Dabei wäre gerade jetzt die Gelegenheit günstig, mit einem neuen Minister das teure Experiment „Berufsheer“ zumindest auf Eis zu legen, in Zeiten wo gespart werden muß könnte man das ohne wesentlichen Gesichtsverlust ohne weiteres machen, zumal ein Berufsheer gerade in der SPÖ, die ja derzeit den Verteidigungsminister stellt, ideologisch ohnehin nicht unumstritten ist. Aber nichts da, das Projekt wird ohne Rücksicht auf Verluste vorangetrieben, versuchsweise sollen Prämien für die Miliz, die Aufstellung eines Musterverbandes ausschließlich mit Berufs- und Zeitsoldaten und die Erprobung eines Systems ohne Grundwehrdiener auf faktische Durchführbarkeit geprüft werden, gleichzeitig wird die Schließung der Heeresspitäler diskutiert.

Noch ist Zeit für ein Umdenken, noch kann die Bundesregierung zeigen, daß sie Sparmaßnahmen nicht nur verordnen, sondern auch vorleben möchte. Allein mir fehlt der Glaube.

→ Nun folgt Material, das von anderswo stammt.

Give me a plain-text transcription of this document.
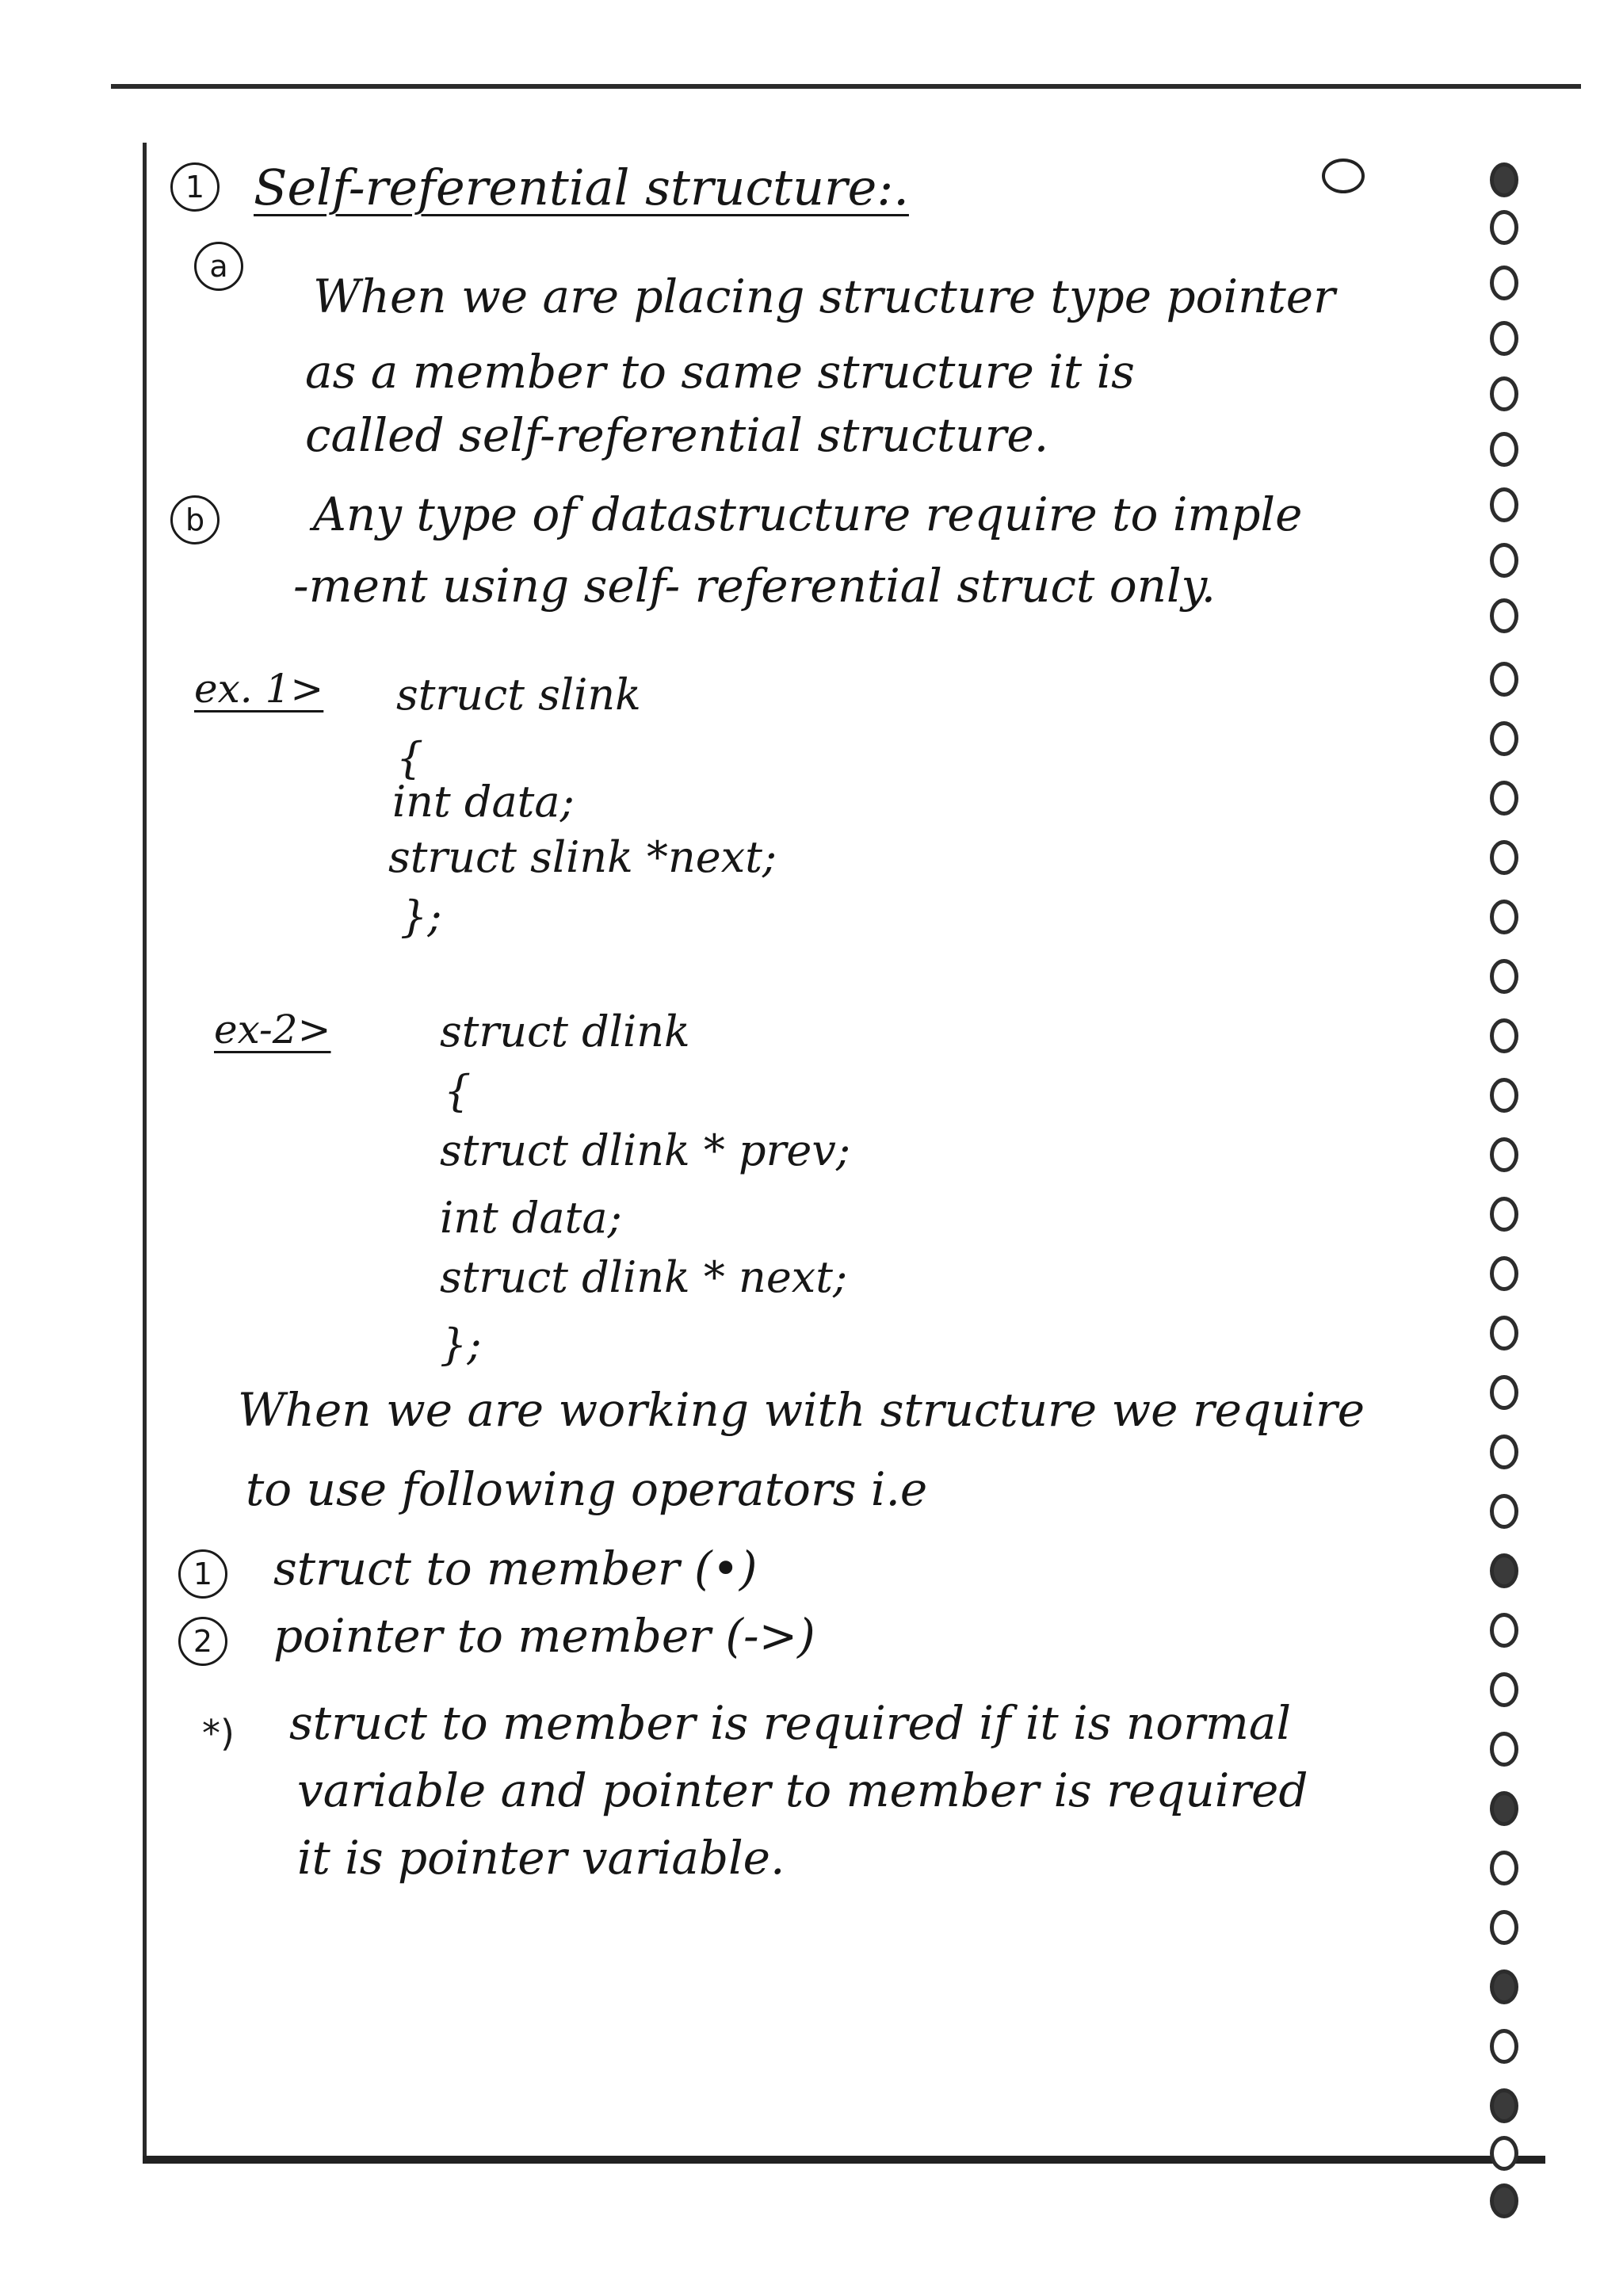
1 Self-referential structure:.
a
When we are placing structure type pointer
as a member to same structure it is
called self-referential structure.
b	Any type of datastructure require to imple
-ment using self- referential struct only.
ex. 1> struct slink
{
int data;
struct slink *next;
};
ex-2>	struct dlink
{
struct dlink * prev;
int data;
struct dlink * next;
};
When we are working with structure we require
to use following operators i.e
1	struct to member (•)
2	pointer to member (->)
*) struct to member is required if it is normal
variable and pointer to member is required
it is pointer variable.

5 Antworten zu “Das Bundesheer und die Schuldenbremse

  1. Die sparen aber nie. Das haben sie nicht gelernt. Sie haben nur gelernt, neue Steuern zu erfinden und bestehende zu erhöhen.

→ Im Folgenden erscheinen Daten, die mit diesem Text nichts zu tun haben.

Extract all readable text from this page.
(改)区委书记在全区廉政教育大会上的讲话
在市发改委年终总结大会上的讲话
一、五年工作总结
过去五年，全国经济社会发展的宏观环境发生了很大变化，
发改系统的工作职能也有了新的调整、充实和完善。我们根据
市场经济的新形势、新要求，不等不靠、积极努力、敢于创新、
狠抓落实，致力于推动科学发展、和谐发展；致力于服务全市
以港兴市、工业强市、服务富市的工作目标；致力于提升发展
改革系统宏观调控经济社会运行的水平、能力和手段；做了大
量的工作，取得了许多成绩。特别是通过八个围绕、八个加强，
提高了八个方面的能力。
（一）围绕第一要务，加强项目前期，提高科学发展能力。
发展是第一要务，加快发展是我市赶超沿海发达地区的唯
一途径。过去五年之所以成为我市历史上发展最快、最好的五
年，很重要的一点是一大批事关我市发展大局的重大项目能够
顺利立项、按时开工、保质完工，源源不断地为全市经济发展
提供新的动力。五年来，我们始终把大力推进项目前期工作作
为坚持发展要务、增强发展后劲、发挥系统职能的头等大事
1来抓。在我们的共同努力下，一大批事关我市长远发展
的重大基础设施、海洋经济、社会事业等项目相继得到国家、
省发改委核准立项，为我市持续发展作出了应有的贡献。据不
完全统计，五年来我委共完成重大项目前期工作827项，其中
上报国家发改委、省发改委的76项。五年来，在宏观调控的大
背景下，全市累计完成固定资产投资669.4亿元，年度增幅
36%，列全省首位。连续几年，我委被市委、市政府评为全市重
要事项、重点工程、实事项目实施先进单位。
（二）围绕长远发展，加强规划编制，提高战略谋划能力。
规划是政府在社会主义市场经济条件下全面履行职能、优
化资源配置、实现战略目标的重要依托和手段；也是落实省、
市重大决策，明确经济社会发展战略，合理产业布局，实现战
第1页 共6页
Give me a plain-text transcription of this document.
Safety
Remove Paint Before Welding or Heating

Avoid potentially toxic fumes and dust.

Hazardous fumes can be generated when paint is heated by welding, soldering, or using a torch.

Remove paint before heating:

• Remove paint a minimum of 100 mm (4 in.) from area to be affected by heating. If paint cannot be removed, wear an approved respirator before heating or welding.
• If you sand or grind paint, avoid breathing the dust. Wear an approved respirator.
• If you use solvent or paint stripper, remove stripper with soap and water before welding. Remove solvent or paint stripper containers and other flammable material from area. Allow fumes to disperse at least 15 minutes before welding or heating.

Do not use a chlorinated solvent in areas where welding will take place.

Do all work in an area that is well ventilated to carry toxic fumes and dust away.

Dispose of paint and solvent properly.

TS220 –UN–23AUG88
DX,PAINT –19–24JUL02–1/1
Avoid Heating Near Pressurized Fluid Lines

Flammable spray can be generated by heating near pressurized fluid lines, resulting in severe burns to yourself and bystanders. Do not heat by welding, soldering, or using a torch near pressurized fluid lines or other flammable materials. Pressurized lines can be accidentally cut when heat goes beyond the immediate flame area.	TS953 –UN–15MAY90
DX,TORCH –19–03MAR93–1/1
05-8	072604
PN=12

    Diese Regierung muß ausgetauscht werden. Das wäre die größte Ersparnis.

  2. Habe mich gerade sehr gefreut zu sehen, daß dieser Artikel auch von der „Wiener Zeitung“ verlinkt wird: http://www.wienerzeitung.at/nachrichten/top_news/422419_Oesterreicher-wollen-sparen.html !

  3. Es wurde auch schon einmal ein Österreichischer Kriegsminister „laternisiert“. Sollte sich Geschichte wirklich wiederholen, befürchte ich Schlimmstes.

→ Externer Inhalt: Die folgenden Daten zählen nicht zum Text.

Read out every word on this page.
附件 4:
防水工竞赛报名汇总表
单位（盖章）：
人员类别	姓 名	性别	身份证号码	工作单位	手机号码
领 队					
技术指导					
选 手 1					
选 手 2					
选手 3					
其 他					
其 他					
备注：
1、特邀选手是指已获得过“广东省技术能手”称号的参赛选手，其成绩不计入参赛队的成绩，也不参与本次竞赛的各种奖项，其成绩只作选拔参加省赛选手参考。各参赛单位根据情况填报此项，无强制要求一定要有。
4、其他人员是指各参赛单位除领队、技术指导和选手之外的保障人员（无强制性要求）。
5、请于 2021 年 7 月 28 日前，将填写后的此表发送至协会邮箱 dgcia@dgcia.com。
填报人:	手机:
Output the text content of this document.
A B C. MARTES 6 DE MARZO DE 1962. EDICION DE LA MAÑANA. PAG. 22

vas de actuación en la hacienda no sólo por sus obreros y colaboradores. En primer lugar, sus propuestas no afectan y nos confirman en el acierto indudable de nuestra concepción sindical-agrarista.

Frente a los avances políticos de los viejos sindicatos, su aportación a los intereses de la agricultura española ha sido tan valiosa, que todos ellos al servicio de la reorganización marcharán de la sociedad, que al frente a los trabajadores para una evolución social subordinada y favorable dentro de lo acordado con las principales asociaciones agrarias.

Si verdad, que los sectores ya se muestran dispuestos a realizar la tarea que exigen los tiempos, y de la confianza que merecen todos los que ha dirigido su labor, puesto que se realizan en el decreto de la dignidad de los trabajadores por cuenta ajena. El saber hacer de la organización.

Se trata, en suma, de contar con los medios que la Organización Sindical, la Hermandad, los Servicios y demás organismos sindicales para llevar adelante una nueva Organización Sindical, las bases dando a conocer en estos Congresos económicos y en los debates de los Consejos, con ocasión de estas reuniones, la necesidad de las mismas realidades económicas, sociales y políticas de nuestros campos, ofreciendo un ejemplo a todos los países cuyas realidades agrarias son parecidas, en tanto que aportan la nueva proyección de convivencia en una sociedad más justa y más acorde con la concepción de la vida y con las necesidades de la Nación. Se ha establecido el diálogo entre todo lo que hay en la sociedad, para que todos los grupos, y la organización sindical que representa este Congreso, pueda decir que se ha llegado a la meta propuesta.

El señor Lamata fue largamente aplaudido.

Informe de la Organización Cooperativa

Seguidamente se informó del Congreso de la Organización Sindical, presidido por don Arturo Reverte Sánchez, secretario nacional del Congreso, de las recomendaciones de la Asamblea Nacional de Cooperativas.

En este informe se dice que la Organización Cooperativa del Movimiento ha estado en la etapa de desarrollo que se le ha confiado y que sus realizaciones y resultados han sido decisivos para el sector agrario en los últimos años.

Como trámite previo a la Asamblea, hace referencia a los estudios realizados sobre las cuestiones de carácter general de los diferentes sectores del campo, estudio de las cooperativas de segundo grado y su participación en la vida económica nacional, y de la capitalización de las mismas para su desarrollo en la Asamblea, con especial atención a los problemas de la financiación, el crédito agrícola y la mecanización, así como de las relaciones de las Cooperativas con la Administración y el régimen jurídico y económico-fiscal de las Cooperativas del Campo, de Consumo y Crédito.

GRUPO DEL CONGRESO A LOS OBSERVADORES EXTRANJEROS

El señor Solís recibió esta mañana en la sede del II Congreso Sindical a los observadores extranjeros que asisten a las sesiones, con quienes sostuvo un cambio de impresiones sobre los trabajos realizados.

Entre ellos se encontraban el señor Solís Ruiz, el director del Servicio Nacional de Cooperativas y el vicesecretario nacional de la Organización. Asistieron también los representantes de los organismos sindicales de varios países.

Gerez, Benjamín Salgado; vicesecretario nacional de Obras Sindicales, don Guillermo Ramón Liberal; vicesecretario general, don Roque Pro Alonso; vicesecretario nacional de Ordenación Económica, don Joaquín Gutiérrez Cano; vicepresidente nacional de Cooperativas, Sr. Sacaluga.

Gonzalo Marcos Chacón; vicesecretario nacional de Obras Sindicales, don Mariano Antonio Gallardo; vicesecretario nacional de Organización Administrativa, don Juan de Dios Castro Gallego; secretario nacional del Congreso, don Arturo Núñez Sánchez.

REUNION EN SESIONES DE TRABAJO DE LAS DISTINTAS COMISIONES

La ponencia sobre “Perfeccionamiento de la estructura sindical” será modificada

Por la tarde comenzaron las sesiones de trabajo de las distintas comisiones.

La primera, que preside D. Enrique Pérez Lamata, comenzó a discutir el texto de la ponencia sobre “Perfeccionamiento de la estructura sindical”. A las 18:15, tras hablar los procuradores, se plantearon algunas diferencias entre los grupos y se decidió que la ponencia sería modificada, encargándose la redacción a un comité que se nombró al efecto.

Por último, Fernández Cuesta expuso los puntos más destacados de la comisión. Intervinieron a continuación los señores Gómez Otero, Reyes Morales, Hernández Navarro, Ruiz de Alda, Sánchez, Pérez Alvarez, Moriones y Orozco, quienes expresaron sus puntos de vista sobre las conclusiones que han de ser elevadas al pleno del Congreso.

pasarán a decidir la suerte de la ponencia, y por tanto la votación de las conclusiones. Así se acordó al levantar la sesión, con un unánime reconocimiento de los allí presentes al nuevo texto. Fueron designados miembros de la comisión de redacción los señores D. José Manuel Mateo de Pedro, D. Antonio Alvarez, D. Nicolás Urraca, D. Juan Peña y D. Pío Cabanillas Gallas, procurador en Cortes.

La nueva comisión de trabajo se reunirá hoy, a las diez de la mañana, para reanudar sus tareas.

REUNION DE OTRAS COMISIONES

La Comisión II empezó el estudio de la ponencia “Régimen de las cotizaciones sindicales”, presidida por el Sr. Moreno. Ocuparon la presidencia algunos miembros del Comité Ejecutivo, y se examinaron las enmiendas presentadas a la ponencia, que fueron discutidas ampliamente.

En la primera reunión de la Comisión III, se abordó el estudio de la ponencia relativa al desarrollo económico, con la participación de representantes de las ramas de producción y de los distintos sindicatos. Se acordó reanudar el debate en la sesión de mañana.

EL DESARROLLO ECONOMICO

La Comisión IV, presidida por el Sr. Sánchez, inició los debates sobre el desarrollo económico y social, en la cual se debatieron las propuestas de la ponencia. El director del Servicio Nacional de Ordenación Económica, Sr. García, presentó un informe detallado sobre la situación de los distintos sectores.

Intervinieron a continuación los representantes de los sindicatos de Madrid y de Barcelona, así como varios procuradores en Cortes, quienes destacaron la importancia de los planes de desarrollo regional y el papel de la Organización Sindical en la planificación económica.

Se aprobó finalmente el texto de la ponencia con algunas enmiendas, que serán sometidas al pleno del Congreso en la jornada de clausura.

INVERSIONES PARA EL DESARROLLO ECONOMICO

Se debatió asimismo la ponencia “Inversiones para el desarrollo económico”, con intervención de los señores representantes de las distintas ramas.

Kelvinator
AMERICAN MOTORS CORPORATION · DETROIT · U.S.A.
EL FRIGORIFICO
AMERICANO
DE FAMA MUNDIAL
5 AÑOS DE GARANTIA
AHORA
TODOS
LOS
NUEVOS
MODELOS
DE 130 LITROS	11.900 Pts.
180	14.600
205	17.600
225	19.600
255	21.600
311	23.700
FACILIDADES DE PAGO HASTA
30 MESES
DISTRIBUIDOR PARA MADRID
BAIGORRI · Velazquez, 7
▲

  4. »Noch ist Zeit für ein Umdenken, noch kann die Bundesregierung zeigen, daß sie Sparmaßnahmen nicht nur verordnen, sondern auch vorleben möchte.«

    Wer das bei DIESER Regierung glaubt, der kann genauso gut an den Weihnachtsmann glauben oder, daß die Erde eine Scheibe sei…

    • Richtig! Diese Regierung kann nur vor der EU kriechen, die Kleinen unter Druck setzen und Österreich den Bach hinunter treiben lassen. Aber eigentlich sind die Leute schuld, die diese Regierung gewählt haben, jetzt jammern ist zu spät. Vor jeder Wahl sollte halt auch das Gehirn eingeschaltet werden, statt den Lügen der Politiker Glauben zu schenken.